The Writers Guild of America and major Hollywood studios have reached a tentative agreement to end a strike that has endured for 146 days, leaving numerous individuals unemployed and highlighting concerns regarding technological changes. The proposed three-year contract, subject to ratification by the union’s 11,500 members, entails increased pay rates and residual payments for streaming content, alongside new regulations regarding the use of artificial intelligence. The WGA negotiating committee expressed their satisfaction, noting that the deal offers substantial benefits and protections to writers across all sectors of the membership.
The strike, initiated on May 2, sought safeguards against the threats posed to writers’ livelihoods by streaming and other industry transformations.
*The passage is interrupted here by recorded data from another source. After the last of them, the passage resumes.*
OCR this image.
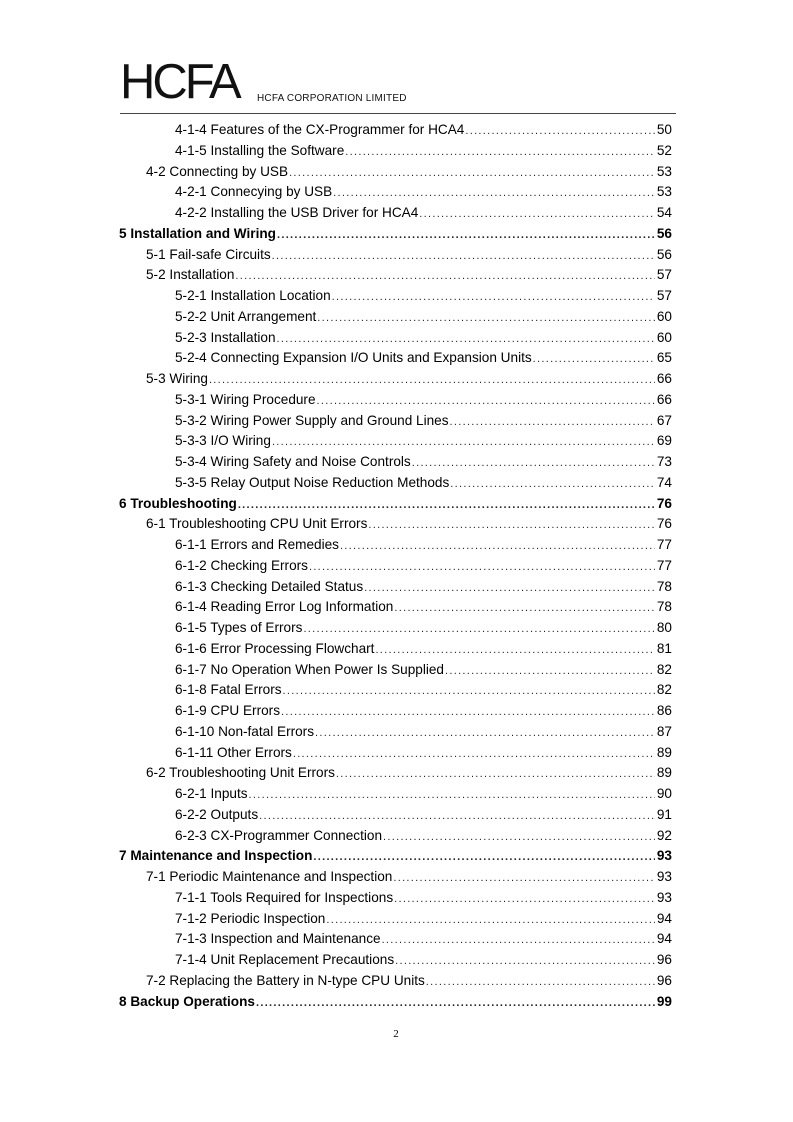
HCFA HCFA CORPORATION LIMITED
4-1-4 Features of the CX-Programmer for HCA4 .....	50
4-1-5 Installing the Software .....	52
4-2 Connecting by USB .....	53
4-2-1 Connecying by USB .....	53
4-2-2 Installing the USB Driver for HCA4 .....	54
5 Installation and Wiring .....	56
5-1 Fail-safe Circuits .....	56
5-2 Installation .....	57
5-2-1 Installation Location .....	57
5-2-2 Unit Arrangement .....	60
5-2-3 Installation .....	60
5-2-4 Connecting Expansion I/O Units and Expansion Units .....	65
5-3 Wiring .....	66
5-3-1 Wiring Procedure .....	66
5-3-2 Wiring Power Supply and Ground Lines .....	67
5-3-3 I/O Wiring .....	69
5-3-4 Wiring Safety and Noise Controls .....	73
5-3-5 Relay Output Noise Reduction Methods .....	74
6 Troubleshooting .....	76
6-1 Troubleshooting CPU Unit Errors .....	76
6-1-1 Errors and Remedies .....	77
6-1-2 Checking Errors .....	77
6-1-3 Checking Detailed Status .....	78
6-1-4 Reading Error Log Information .....	78
6-1-5 Types of Errors .....	80
6-1-6 Error Processing Flowchart .....	81
6-1-7 No Operation When Power Is Supplied .....	82
6-1-8 Fatal Errors .....	82
6-1-9 CPU Errors .....	86
6-1-10 Non-fatal Errors .....	87
6-1-11 Other Errors .....	89
6-2 Troubleshooting Unit Errors .....	89
6-2-1 Inputs .....	90
6-2-2 Outputs .....	91
6-2-3 CX-Programmer Connection .....	92
7 Maintenance and Inspection .....	93
7-1 Periodic Maintenance and Inspection .....	93
7-1-1 Tools Required for Inspections .....	93
7-1-2 Periodic Inspection .....	94
7-1-3 Inspection and Maintenance .....	94
7-1-4 Unit Replacement Precautions .....	96
7-2 Replacing the Battery in N-type CPU Units .....	96
8 Backup Operations .....	99
2
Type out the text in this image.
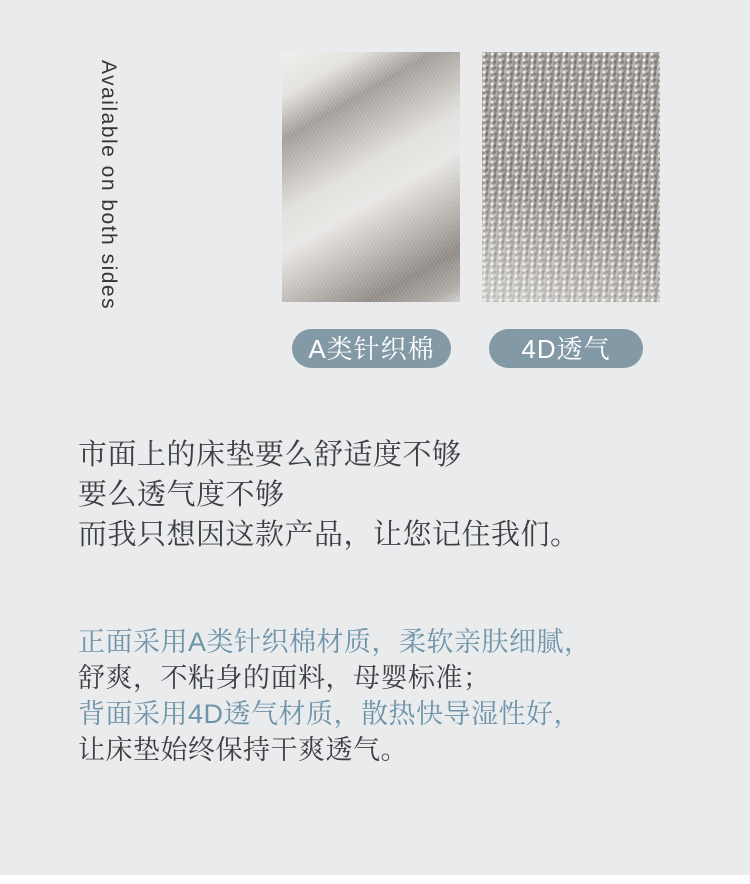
Available on both sides
A类针织棉	4D透气
市面上的床垫要么舒适度不够
要么透气度不够
而我只想因这款产品，让您记住我们。
正面采用A类针织棉材质，柔软亲肤细腻，
舒爽，不粘身的面料，母婴标准；
背面采用4D透气材质，散热快导湿性好，
让床垫始终保持干爽透气。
Now that the tentative agreement with the WGA has been reached, industry leaders are expected to focus on stalled negotiations with the 160,000-member performers union, SAG-AFTRA, in an effort to resume industry operations. The strike by actors began in mid-July.
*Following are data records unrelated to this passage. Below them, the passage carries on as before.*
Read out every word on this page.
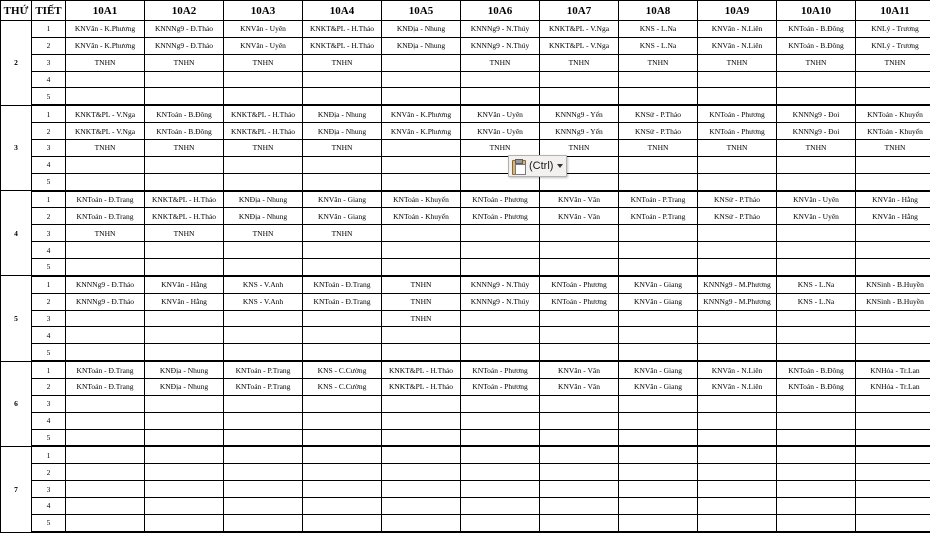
THỨ	TIẾT	10A1	10A2	10A3	10A4	10A5	10A6	10A7	10A8	10A9	10A10	10A11
2	1	KNVăn - K.Phương	KNNNg9 - Đ.Thảo	KNVăn - Uyên	KNKT&PL - H.Thảo	KNĐịa - Nhung	KNNNg9 - N.Thúy	KNKT&PL - V.Nga	KNS - L.Na	KNVăn - N.Liên	KNToán - B.Đông	KNLý - Trương
	2	KNVăn - K.Phương	KNNNg9 - Đ.Thảo	KNVăn - Uyên	KNKT&PL - H.Thảo	KNĐịa - Nhung	KNNNg9 - N.Thúy	KNKT&PL - V.Nga	KNS - L.Na	KNVăn - N.Liên	KNToán - B.Đông	KNLý - Trương
	3	TNHN	TNHN	TNHN	TNHN		TNHN	TNHN	TNHN	TNHN	TNHN	TNHN
	4											
	5											
3	1	KNKT&PL - V.Nga	KNToán - B.Đông	KNKT&PL - H.Thảo	KNĐịa - Nhung	KNVăn - K.Phương	KNVăn - Uyên	KNNNg9 - Yến	KNSử - P.Thảo	KNToán - Phương	KNNNg9 - Đoi	KNToán - Khuyến
	2	KNKT&PL - V.Nga	KNToán - B.Đông	KNKT&PL - H.Thảo	KNĐịa - Nhung	KNVăn - K.Phương	KNVăn - Uyên	KNNNg9 - Yến	KNSử - P.Thảo	KNToán - Phương	KNNNg9 - Đoi	KNToán - Khuyến
	3	TNHN	TNHN	TNHN	TNHN		TNHN	TNHN	TNHN	TNHN	TNHN	TNHN
	4											
	5											
4	1	KNToán - Đ.Trang	KNKT&PL - H.Thảo	KNĐịa - Nhung	KNVăn - Giang	KNToán - Khuyến	KNToán - Phương	KNVăn - Vân	KNToán - P.Trang	KNSử - P.Thảo	KNVăn - Uyên	KNVăn - Hằng
	2	KNToán - Đ.Trang	KNKT&PL - H.Thảo	KNĐịa - Nhung	KNVăn - Giang	KNToán - Khuyến	KNToán - Phương	KNVăn - Vân	KNToán - P.Trang	KNSử - P.Thảo	KNVăn - Uyên	KNVăn - Hằng
	3	TNHN	TNHN	TNHN	TNHN							
	4											
	5											
5	1	KNNNg9 - Đ.Thảo	KNVăn - Hằng	KNS - V.Anh	KNToán - Đ.Trang	TNHN	KNNNg9 - N.Thúy	KNToán - Phương	KNVăn - Giang	KNNNg9 - M.Phương	KNS - L.Na	KNSinh - B.Huyền
	2	KNNNg9 - Đ.Thảo	KNVăn - Hằng	KNS - V.Anh	KNToán - Đ.Trang	TNHN	KNNNg9 - N.Thúy	KNToán - Phương	KNVăn - Giang	KNNNg9 - M.Phương	KNS - L.Na	KNSinh - B.Huyền
	3					TNHN						
	4											
	5											
6	1	KNToán - Đ.Trang	KNĐịa - Nhung	KNToán - P.Trang	KNS - C.Cường	KNKT&PL - H.Thảo	KNToán - Phương	KNVăn - Vân	KNVăn - Giang	KNVăn - N.Liên	KNToán - B.Đông	KNHóa - Tr.Lan
	2	KNToán - Đ.Trang	KNĐịa - Nhung	KNToán - P.Trang	KNS - C.Cường	KNKT&PL - H.Thảo	KNToán - Phương	KNVăn - Vân	KNVăn - Giang	KNVăn - N.Liên	KNToán - B.Đông	KNHóa - Tr.Lan
	3											
	4											
	5											
7	1											
	2											
	3											
	4											
	5											
(Ctrl)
WGA leaders have outlined their next steps, including a thorough review of the contract to ensure all details are in order. The negotiating committee will vote on whether to recommend the contract, with subsequent approval required from the WGA West board and WGA East council, anticipated to occur on Tuesday. Writers have been advised not to return to work until authorized by the guild, although picketing will be suspended.
WGA members have celebrated the outcome on social media, emphasizing their collective strength and demands for a fair share.
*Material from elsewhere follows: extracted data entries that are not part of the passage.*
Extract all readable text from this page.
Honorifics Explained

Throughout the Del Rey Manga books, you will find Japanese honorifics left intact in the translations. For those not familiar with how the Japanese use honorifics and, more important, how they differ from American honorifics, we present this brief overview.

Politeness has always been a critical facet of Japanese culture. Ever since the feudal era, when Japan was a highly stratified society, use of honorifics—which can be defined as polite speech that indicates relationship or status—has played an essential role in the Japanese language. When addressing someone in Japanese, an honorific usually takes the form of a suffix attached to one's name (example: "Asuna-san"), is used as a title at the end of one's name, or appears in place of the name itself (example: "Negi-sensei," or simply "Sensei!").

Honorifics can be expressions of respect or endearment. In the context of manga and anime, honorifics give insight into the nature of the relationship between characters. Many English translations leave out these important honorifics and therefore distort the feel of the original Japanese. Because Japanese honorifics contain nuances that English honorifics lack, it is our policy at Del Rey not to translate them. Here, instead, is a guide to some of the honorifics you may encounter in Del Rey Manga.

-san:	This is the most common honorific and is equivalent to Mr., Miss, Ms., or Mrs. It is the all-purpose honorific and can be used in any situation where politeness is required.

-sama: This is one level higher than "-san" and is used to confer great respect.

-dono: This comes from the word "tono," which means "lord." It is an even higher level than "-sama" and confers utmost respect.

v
The dual strikes have taken a toll on crew members, who showed solidarity through financial sacrifices. Small businesses dependent on the entertainment industry have also suffered.
The writers’ strike was, in large part, a response to the seismic changes brought about by streaming services. Reduced episode counts for streaming shows and a decrease in writer employment have affected the earnings and job security of guild members, making it increasingly challenging to sustain a living in the costly media hubs of Los Angeles and New York.
Studios faced their own set of challenges, with pay-TV’s decline due to cord-cutting and falling TV ratings affecting revenue sources. Simultaneously, traditional companies invested significantly in launching competitive streaming services, resulting in substantial financial losses.
The Alliance of Motion Picture and Television Producers represents a diverse range of companies, from entertainment-focused entities like Netflix to traditional studios such as Warner Bros. Discovery and Walt Disney Co., as well as tech giants like Apple and Amazon.
The strike marked one of Hollywood’s lengthiest, with negotiations gaining momentum recently when company CEOs engaged in talks. Talks had resumed for the first time since August 22.
The path to an agreement was turbulent, with picketing by writers disrupting film and scripted TV production. The addition of actors to the work stoppages in mid-July compounded the economic impact while broadening the labor struggle’s visibility.
The twin strikes, a rarity since 1960, had severe repercussions for the entertainment industry, further delaying productions and financially impacting related businesses, including talent agencies, casting firms, caterers, and prop houses. Major film releases, like Warner Bros.’ “Dune: Part Two,” were delayed because actors couldn’t promote their films.
The involvement of actors energized the WGA and other unions. Social media was utilized effectively to spotlight economic disparities between the requested raises for writers and the executive compensation of top studio leaders.
Corporate leaders faced backlash, with Disney CEO Bob Iger criticized for dismissing the unions’ demands while attending an exclusive industry event. These statements galvanized WGA members, who garnered support from various Hollywood unions.
After three months of striking, WGA and AMPTP agreed to meet last month, but discussions didn’t go well. Talks broke down after an August 22 meeting with leading CEOs, with the alliance releasing a summary of its proposal, deepening mistrust between the parties.
Despite offering wage increases and flexibility on certain topics, the studios’ proposal fell short for the WGA’s negotiating committee. Frustration among workers grew as the strikes continued beyond Labor Day.
The strikes had substantial economic consequences, with estimates suggesting damages of around $5 billion to California’s economy. If the strikes continued into mid-October, the cost could exceed $6 billion.
For weeks, the parties disagreed on timelines and counteroffers. The WGA’s negotiating committee even suggested that some studios might negotiate separately with the guild, but the AMPTP denied this. Last week, the studio alliance indicated that the WGA had reached out to restart negotiations, indicating a possible thaw.
Despite the new agreement, production is unlikely to resume immediately. Scripts must be written, and a new contract with SAG-AFTRA is still pending. Video game performers are also considering whether to authorize a strike in their negotiations with gaming companies.